さて、先日は「ぶどうの房パズル」を取り上げた。

http://saito.hatenablog.jp/entry/20091001/1254387155

これのパズルに挑戦している人がいるようだ。

http://d.hatena.ne.jp/rg350/20091115/1258293910

全てのパターンについて条件を満すかどうかをチェックするという方針でプログラムが書かれている。 プログラム的には簡単だが、かなり膨大な計算を要するのでとても時間がかかってしまうことになる。

改善案

改善方法をひとつ解説しよう。

いきなり最上段の並びを全部埋める必要は無い。 まず左側を2個埋めてみよう。 とりあえず {1, 2} をあてはめると、その下には 1 が現れてしまい、 NG と判定できる。

1 2
1

これから言えることは、 {1, 2} で始まる全ての並びは NG であるということだ。 {1, 2, 3, 4} も {1, 2, 6, 8} も {1, 2, 7, 5} も NG である。 一気に 56 種類の並びが NG として除去されてしまった。

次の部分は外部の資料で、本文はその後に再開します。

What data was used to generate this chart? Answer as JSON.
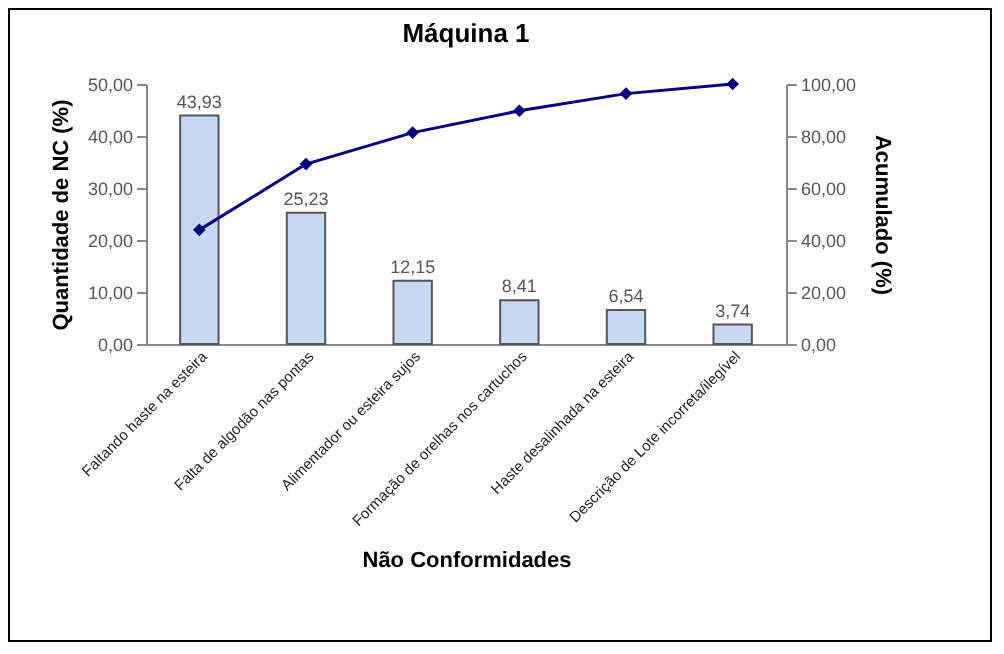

同様に、 3 個目まで埋めてから NG と判定できる場合もある。 例えば {1, 3, 7} という並びだとこうなる。

1 3 7
2 4
2

{1, 3, 7} で始まる 7 種類の並びは一気に NG 判定できるわけだ。

改善案の実装

以上を踏まえてプログラムを書くとこうなる。

#include <stdio.h>
#include <stdlib.h>

#define L 5  /* 段数を指定する。 */
#define N ((L+1)*L/2)

int answ[N+1], line[N+1], used[N+1];

void printansw(void) {
  for(int i=1, s=1; s<=N; s+=i, i++) printf("%3d ",answ[s]);
  printf("\n");
}

void trie(int depth) {
  if(depth>N) printansw();
  else if(line[depth]!=line[depth-1])
    for(int i=1; i<=N; i++) {
      if(!used[i]) {
        answ[depth]=i; used[i]=1; trie(depth+1); used[i]=0;
      }
    }
  else {
    int i=abs(answ[depth-1]-answ[depth-line[depth]]);
    if(!used[i]) {
      answ[depth]=i; used[i]=1; trie(depth+1); used[i]=0;
    }
}}

void init(void) {
  line[0]=0;
  for(int i=1; i<=N; i++) used[i]=0;
  for(int p=1, i=1; i<=L; i++) for(int j=0; j<i; j++, p++) line[p]=i;
}

int main(void) {
  init();
  trie(1);
  return 0;
}

更なる改善案

さて、この文章を書いている途中で今更ながら気付いたことがある。 上の例では「{1, 2} で『始まる』全ての並びは NG」と述べたが、実際には「{1, 2} を『含む』全ての並びは NG」である。 {1, 2} という並びはどこにも現れることが出来ない。

1 2
1
1 2
1

つまり、一旦 NG となったパターンを記憶しておけば、探索範囲を大幅に小さくすることが出来るはずなのだ。

実現するには幅優先探索に書き直す必要があったりして面倒なので、誰か実装してみてくれたらいいなぁと投げっぱなしにしてみる。